Adapting to Seasonal Changes
Be prepared to dynamically increase email frequency around major promotions, launches, or seasonal events like holidays or back-to-school campaigns. Then, scale back into periods of less activity to avoid overwhelming subscribers during slower business cycles. Automation helps adapt cadence to changing needs.
Best Practices for Effective Email Marketing
To maximize the results and engagement of your email marketing, incorporate these best practices regardless of the frequency:
- Personalization and Relevance: Take the time to segment your email list based on metrics like past engagement and purchase history. Customize the content of each email to align with the interests and needs of each recipient segment. Highly relevant emails that provide personalized value are far more likely to drive openings, clicks, and conversions. Avoid a one-size-fits-all approach.
- A/B Testing and Optimization: Continually carry out A/B testing of email components like subject lines, content, layouts, images, calls-to-action, and frequency/timing to see what resonates best with your subscribers. Let data-driven optimization guide your refinements over time. Never settle on an approach without continual testing.
- Clear Call-to-Action (CTA): Every email you send should contain a strong, clear call-to-action that drives the desired next action based on your goals, whether it’s a click, download, sign-up, purchase, or something else entirely.
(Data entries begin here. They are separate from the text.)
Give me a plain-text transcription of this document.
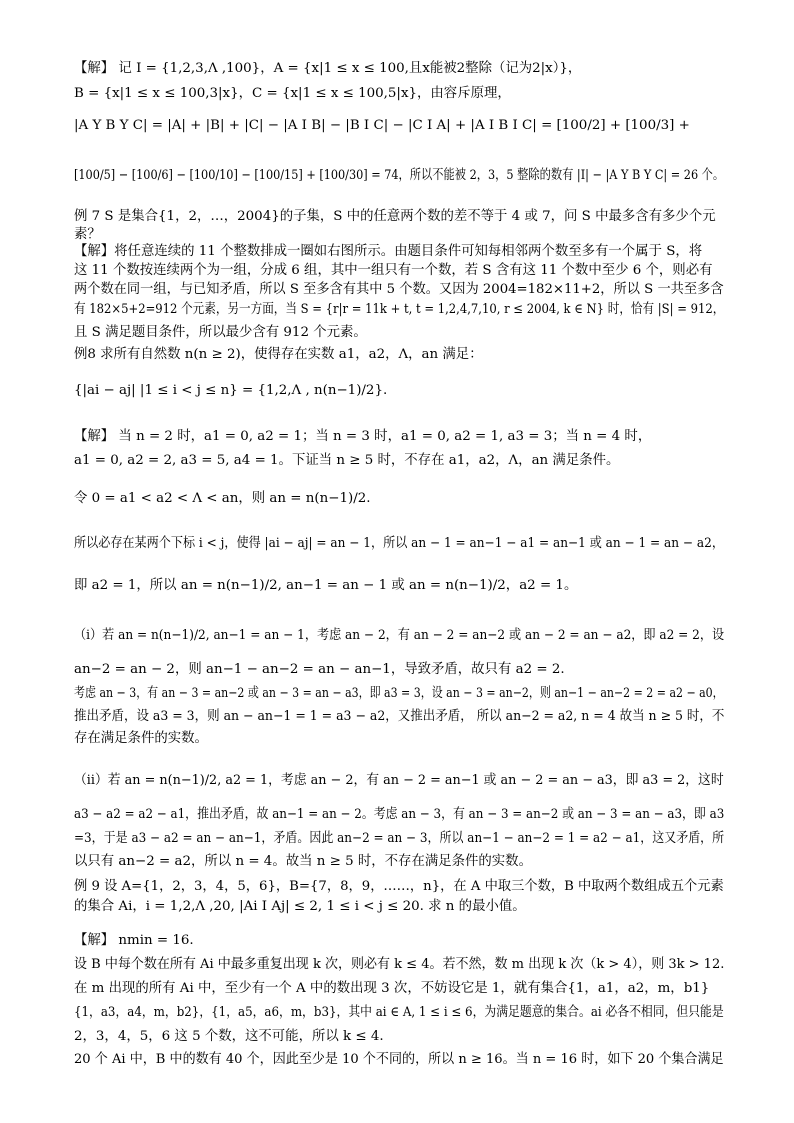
【解】 记 I = {1,2,3,Λ ,100}，A = {x|1 ≤ x ≤ 100,且x能被2整除（记为2|x）}，
B = {x|1 ≤ x ≤ 100,3|x}，C = {x|1 ≤ x ≤ 100,5|x}，由容斥原理，
|A Y B Y C| = |A| + |B| + |C| − |A I B| − |B I C| − |C I A| + |A I B I C| = [100/2] + [100/3] +
[100/5] − [100/6] − [100/10] − [100/15] + [100/30] = 74，所以不能被 2，3，5 整除的数有 |I| − |A Y B Y C| = 26 个。
例 7 S 是集合{1，2，…，2004}的子集，S 中的任意两个数的差不等于 4 或 7，问 S 中最多含有多少个元
素？
【解】将任意连续的 11 个整数排成一圈如右图所示。由题目条件可知每相邻两个数至多有一个属于 S，将
这 11 个数按连续两个为一组，分成 6 组，其中一组只有一个数，若 S 含有这 11 个数中至少 6 个，则必有
两个数在同一组，与已知矛盾，所以 S 至多含有其中 5 个数。又因为 2004=182×11+2，所以 S 一共至多含
有 182×5+2=912 个元素，另一方面，当 S = {r|r = 11k + t, t = 1,2,4,7,10, r ≤ 2004, k ∈ N} 时，恰有 |S| = 912，
且 S 满足题目条件，所以最少含有 912 个元素。
例8 求所有自然数 n(n ≥ 2)，使得存在实数 a1，a2，Λ，an 满足：
{|ai − aj| |1 ≤ i < j ≤ n} = {1,2,Λ , n(n−1)/2}.
【解】 当 n = 2 时，a1 = 0, a2 = 1；当 n = 3 时，a1 = 0, a2 = 1, a3 = 3；当 n = 4 时，
a1 = 0, a2 = 2, a3 = 5, a4 = 1。下证当 n ≥ 5 时，不存在 a1，a2，Λ，an 满足条件。
令 0 = a1 < a2 < Λ < an，则 an = n(n−1)/2.
所以必存在某两个下标 i < j，使得 |ai − aj| = an − 1，所以 an − 1 = an−1 − a1 = an−1 或 an − 1 = an − a2，
即 a2 = 1，所以 an = n(n−1)/2, an−1 = an − 1 或 an = n(n−1)/2，a2 = 1。
（ⅰ）若 an = n(n−1)/2, an−1 = an − 1，考虑 an − 2，有 an − 2 = an−2 或 an − 2 = an − a2，即 a2 = 2，设
an−2 = an − 2，则 an−1 − an−2 = an − an−1，导致矛盾，故只有 a2 = 2.
考虑 an − 3，有 an − 3 = an−2 或 an − 3 = an − a3，即 a3 = 3，设 an − 3 = an−2，则 an−1 − an−2 = 2 = a2 − a0，
推出矛盾，设 a3 = 3，则 an − an−1 = 1 = a3 − a2，又推出矛盾， 所以 an−2 = a2, n = 4 故当 n ≥ 5 时，不
存在满足条件的实数。
（ⅱ）若 an = n(n−1)/2, a2 = 1，考虑 an − 2，有 an − 2 = an−1 或 an − 2 = an − a3，即 a3 = 2，这时
a3 − a2 = a2 − a1，推出矛盾，故 an−1 = an − 2。考虑 an − 3，有 an − 3 = an−2 或 an − 3 = an − a3，即 a3
=3，于是 a3 − a2 = an − an−1，矛盾。因此 an−2 = an − 3，所以 an−1 − an−2 = 1 = a2 − a1，这又矛盾，所
以只有 an−2 = a2，所以 n = 4。故当 n ≥ 5 时，不存在满足条件的实数。
例 9 设 A={1，2，3，4，5，6}，B={7，8，9，……，n}，在 A 中取三个数，B 中取两个数组成五个元素
的集合 Ai，i = 1,2,Λ ,20, |Ai I Aj| ≤ 2, 1 ≤ i < j ≤ 20. 求 n 的最小值。
【解】 nmin = 16.
设 B 中每个数在所有 Ai 中最多重复出现 k 次，则必有 k ≤ 4。若不然，数 m 出现 k 次（k > 4），则 3k > 12.
在 m 出现的所有 Ai 中，至少有一个 A 中的数出现 3 次，不妨设它是 1，就有集合{1，a1，a2，m，b1}
{1，a3，a4，m，b2}，{1，a5，a6，m，b3}，其中 ai ∈ A, 1 ≤ i ≤ 6，为满足题意的集合。ai 必各不相同，但只能是
2，3，4，5，6 这 5 个数，这不可能，所以 k ≤ 4.
20 个 Ai 中，B 中的数有 40 个，因此至少是 10 个不同的，所以 n ≥ 16。当 n = 16 时，如下 20 个集合满足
CTAs give emails purpose.
- Mobile Responsiveness: With increasing email access on mobile devices, it’s absolutely essential to ensure your emails render and function well across all platforms and devices. A mobile-friendly, responsive design is a must-have – if an email is frustrating on mobile, subscribers will quickly tune out.
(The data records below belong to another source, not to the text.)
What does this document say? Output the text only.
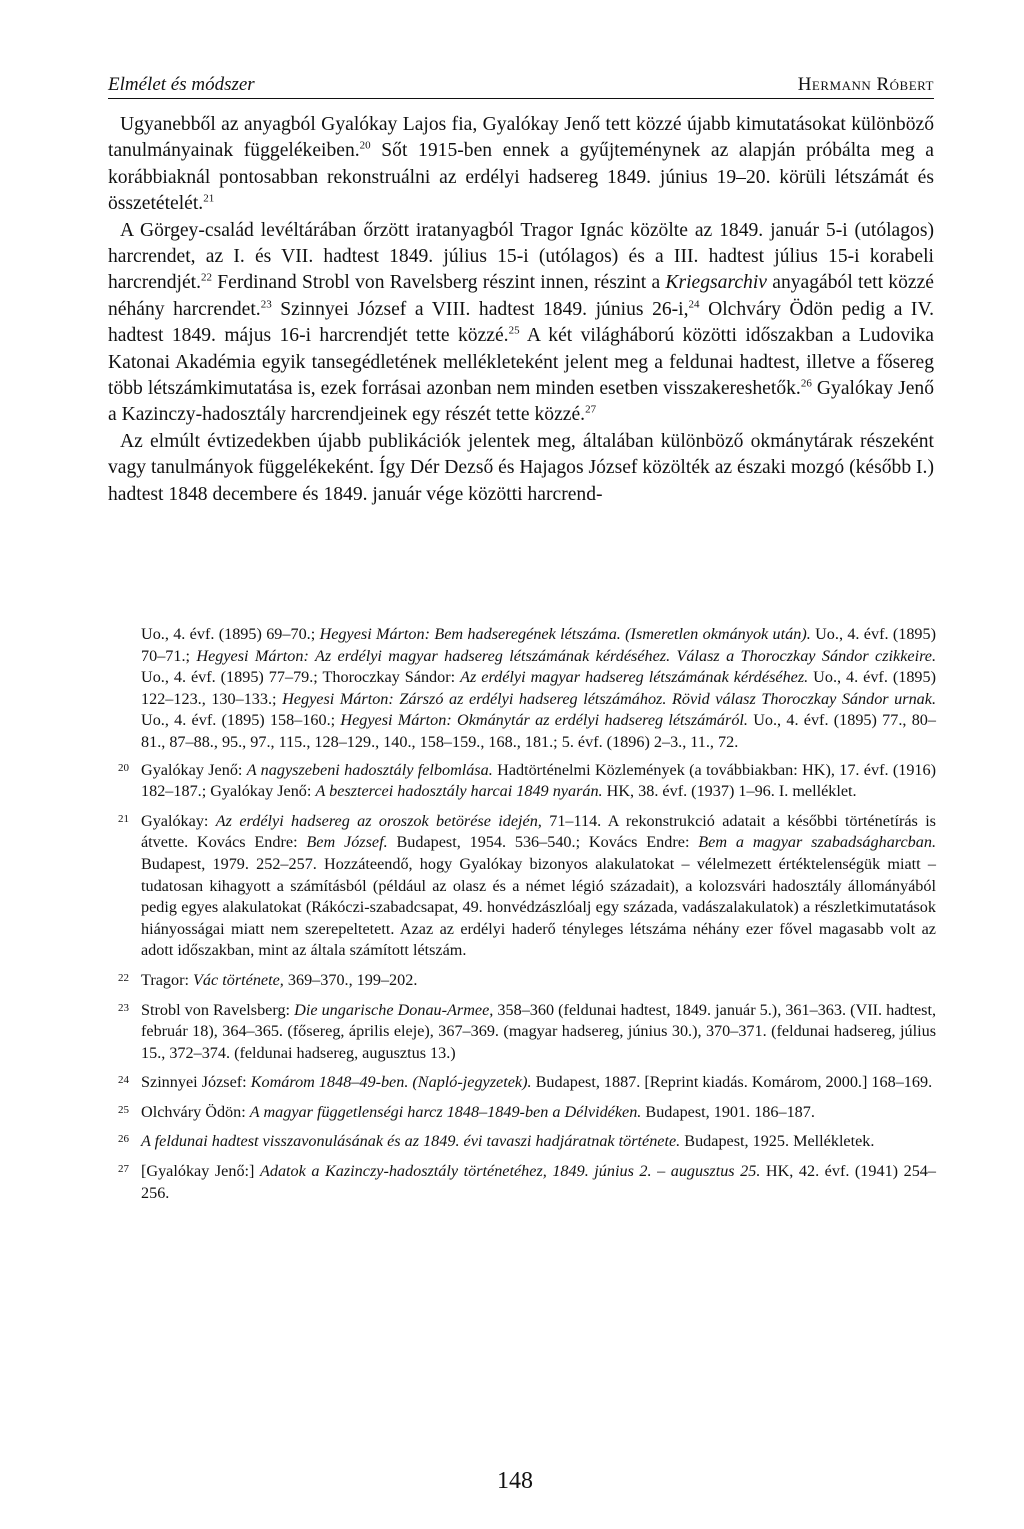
Elmélet és módszer	Hermann Róbert

Ugyanebből az anyagból Gyalókay Lajos fia, Gyalókay Jenő tett közzé újabb kimutatásokat különböző tanulmányainak függelékeiben.$^{20}$ Sőt 1915-ben ennek a gyűjteménynek az alapján próbálta meg a korábbiaknál pontosabban rekonstruálni az erdélyi hadsereg 1849. június 19–20. körüli létszámát és összetételét.$^{21}$

A Görgey-család levéltárában őrzött iratanyagból Tragor Ignác közölte az 1849. január 5-i (utólagos) harcrendet, az I. és VII. hadtest 1849. július 15-i (utólagos) és a III. hadtest július 15-i korabeli harcrendjét.$^{22}$ Ferdinand Strobl von Ravelsberg részint innen, részint a Kriegsarchiv anyagából tett közzé néhány harcrendet.$^{23}$ Szinnyei József a VIII. hadtest 1849. június 26-i,$^{24}$ Olchváry Ödön pedig a IV. hadtest 1849. május 16-i harcrendjét tette közzé.$^{25}$ A két világháború közötti időszakban a Ludovika Katonai Akadémia egyik tansegédletének mellékleteként jelent meg a feldunai hadtest, illetve a fősereg több létszámkimutatása is, ezek forrásai azonban nem minden esetben visszakereshetők.$^{26}$ Gyalókay Jenő a Kazinczy-hadosztály harcrendjeinek egy részét tette közzé.$^{27}$

Az elmúlt évtizedekben újabb publikációk jelentek meg, általában különböző okmánytárak részeként vagy tanulmányok függelékeként. Így Dér Dezső és Hajagos József közölték az északi mozgó (később I.) hadtest 1848 decembere és 1849. január vége közötti harcrend-

Uo., 4. évf. (1895) 69–70.; Hegyesi Márton: Bem hadseregének létszáma. (Ismeretlen okmányok után). Uo., 4. évf. (1895) 70–71.; Hegyesi Márton: Az erdélyi magyar hadsereg létszámának kérdéséhez. Válasz a Thoroczkay Sándor czikkeire. Uo., 4. évf. (1895) 77–79.; Thoroczkay Sándor: Az erdélyi magyar hadsereg létszámának kérdéséhez. Uo., 4. évf. (1895) 122–123., 130–133.; Hegyesi Márton: Zárszó az erdélyi hadsereg létszámához. Rövid válasz Thoroczkay Sándor urnak. Uo., 4. évf. (1895) 158–160.; Hegyesi Márton: Okmánytár az erdélyi hadsereg létszámáról. Uo., 4. évf. (1895) 77., 80–81., 87–88., 95., 97., 115., 128–129., 140., 158–159., 168., 181.; 5. évf. (1896) 2–3., 11., 72.
20 Gyalókay Jenő: A nagyszebeni hadosztály felbomlása. Hadtörténelmi Közlemények (a továbbiakban: HK), 17. évf. (1916) 182–187.; Gyalókay Jenő: A besztercei hadosztály harcai 1849 nyarán. HK, 38. évf. (1937) 1–96. I. melléklet.
21 Gyalókay: Az erdélyi hadsereg az oroszok betörése idején, 71–114. A rekonstrukció adatait a későbbi történetírás is átvette. Kovács Endre: Bem József. Budapest, 1954. 536–540.; Kovács Endre: Bem a magyar szabadságharcban. Budapest, 1979. 252–257. Hozzáteendő, hogy Gyalókay bizonyos alakulatokat – vélelmezett értéktelenségük miatt – tudatosan kihagyott a számításból (például az olasz és a német légió századait), a kolozsvári hadosztály állományából pedig egyes alakulatokat (Rákóczi-szabadcsapat, 49. honvédzászlóalj egy százada, vadászalakulatok) a részletkimutatások hiányosságai miatt nem szerepeltetett. Azaz az erdélyi haderő tényleges létszáma néhány ezer fővel magasabb volt az adott időszakban, mint az általa számított létszám.
22 Tragor: Vác története, 369–370., 199–202.
23 Strobl von Ravelsberg: Die ungarische Donau-Armee, 358–360 (feldunai hadtest, 1849. január 5.), 361–363. (VII. hadtest, február 18), 364–365. (fősereg, április eleje), 367–369. (magyar hadsereg, június 30.), 370–371. (feldunai hadsereg, július 15., 372–374. (feldunai hadsereg, augusztus 13.)
24 Szinnyei József: Komárom 1848–49-ben. (Napló-jegyzetek). Budapest, 1887. [Reprint kiadás. Komárom, 2000.] 168–169.
25 Olchváry Ödön: A magyar függetlenségi harcz 1848–1849-ben a Délvidéken. Budapest, 1901. 186–187.
26 A feldunai hadtest visszavonulásának és az 1849. évi tavaszi hadjáratnak története. Budapest, 1925. Mellékletek.
27 [Gyalókay Jenő:] Adatok a Kazinczy-hadosztály történetéhez, 1849. június 2. – augusztus 25. HK, 42. évf. (1941) 254–256.
148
- Consistent Branding: Maintain a cohesive visual identity through logo placement, color schemes, typography, and other branding elements so your emails are instantly recognizable. Consistent branding boosts familiarity, recognition, and trust across all communications.
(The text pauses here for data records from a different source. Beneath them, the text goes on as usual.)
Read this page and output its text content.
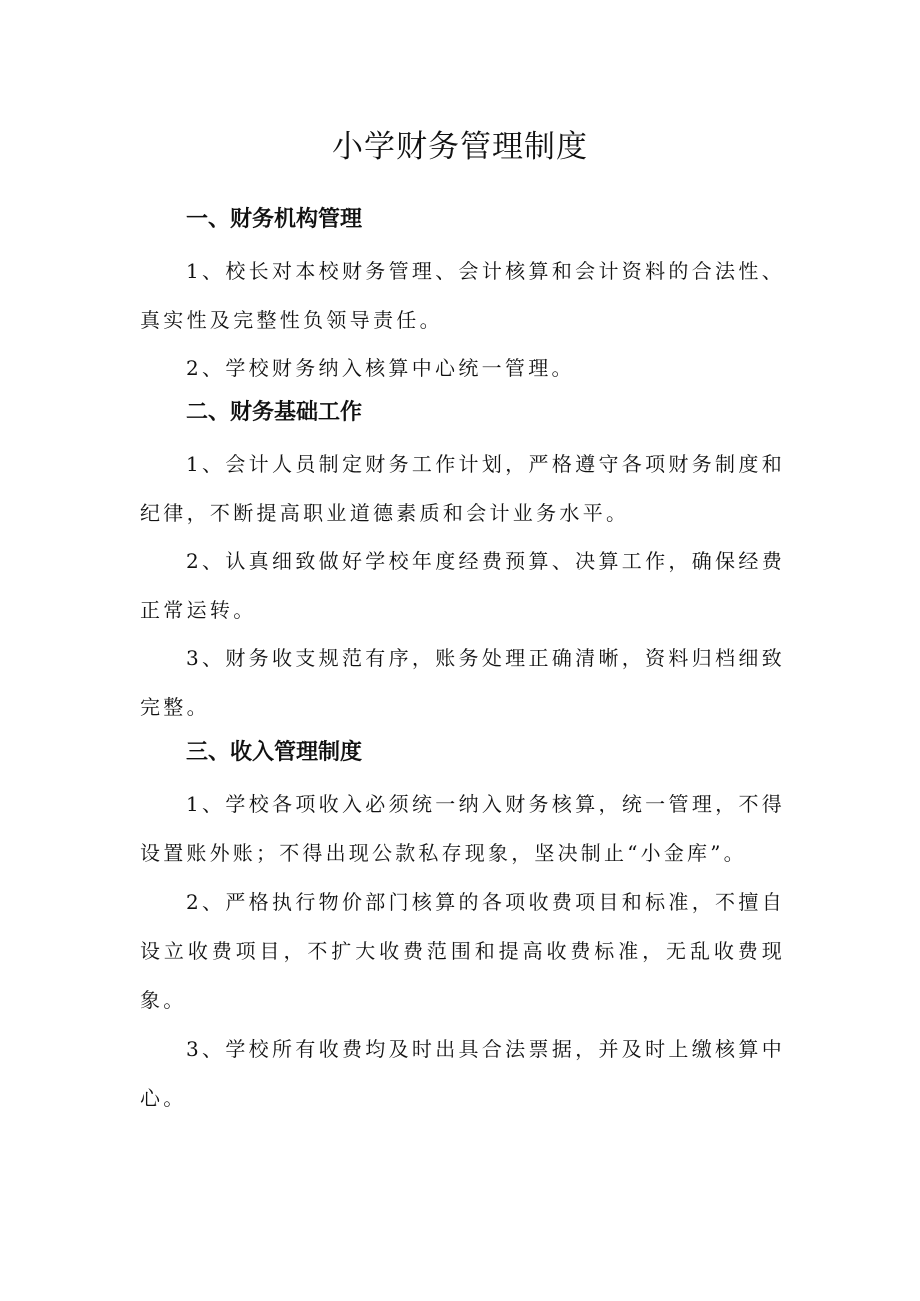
小学财务管理制度
一、财务机构管理

1、校长对本校财务管理、会计核算和会计资料的合法性、真实性及完整性负领导责任。

2、学校财务纳入核算中心统一管理。

二、财务基础工作

1、会计人员制定财务工作计划，严格遵守各项财务制度和纪律，不断提高职业道德素质和会计业务水平。

2、认真细致做好学校年度经费预算、决算工作，确保经费正常运转。

3、财务收支规范有序，账务处理正确清晰，资料归档细致完整。

三、收入管理制度

1、学校各项收入必须统一纳入财务核算，统一管理，不得设置账外账；不得出现公款私存现象，坚决制止“小金库”。

2、严格执行物价部门核算的各项收费项目和标准，不擅自设立收费项目，不扩大收费范围和提高收费标准，无乱收费现象。

3、学校所有收费均及时出具合法票据，并及时上缴核算中心。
Tools and Resources for Managing Email Marketing Frequency
Email Marketing Platforms
All-in-one email marketing solutions like Mailchimp, Constant Contact, Campaign Monitor, and others streamline subscriber management and email creation, making it easier to coordinate your cadence.
Their automation and tracking tools provide data to refine frequency. For example, Mailchimp’s automation tools allow you to set up triggers to deploy campaigns based on user actions.
Analytics and Tracking
Monitoring key metrics like open rates, click-through rates, and unsubscribe rates through tools like Google Analytics, Mailchimp Analytics, Constant Contact Insights, and others provide valuable insights on how your current frequency is performing. For instance, if you notice declining open rates over time in Google Analytics, you may be over-emailing.
Email Scheduling Tools
Dedicated scheduling tools like Mailshake, Sendinblue Schedule, and MailerLite Campaigns allow you to space out emails appropriately and plan your cadence in advance through visual calendars and bulk scheduling. For example, Sendinblue Schedule allows you to map out a weekly newsletter cadence visually.
The most important factor is continually testing and optimizing to find your ideal email cadence aligned with audience needs. But the right tools can facilitate this through automation, tracking, planning, and more. Use them as part of a comprehensive frequency optimization strategy.
Determining the optimal email marketing frequency requires a tailored approach based on your unique business goals, audience preferences, and past performance data. While there are general best practices, no single cadence is ideal for every situation.
The key is testing different frequencies to find the right balance where you maximize results without overwhelming recipients. Use the information in this guide to help you determine the right sending frequency for your audience.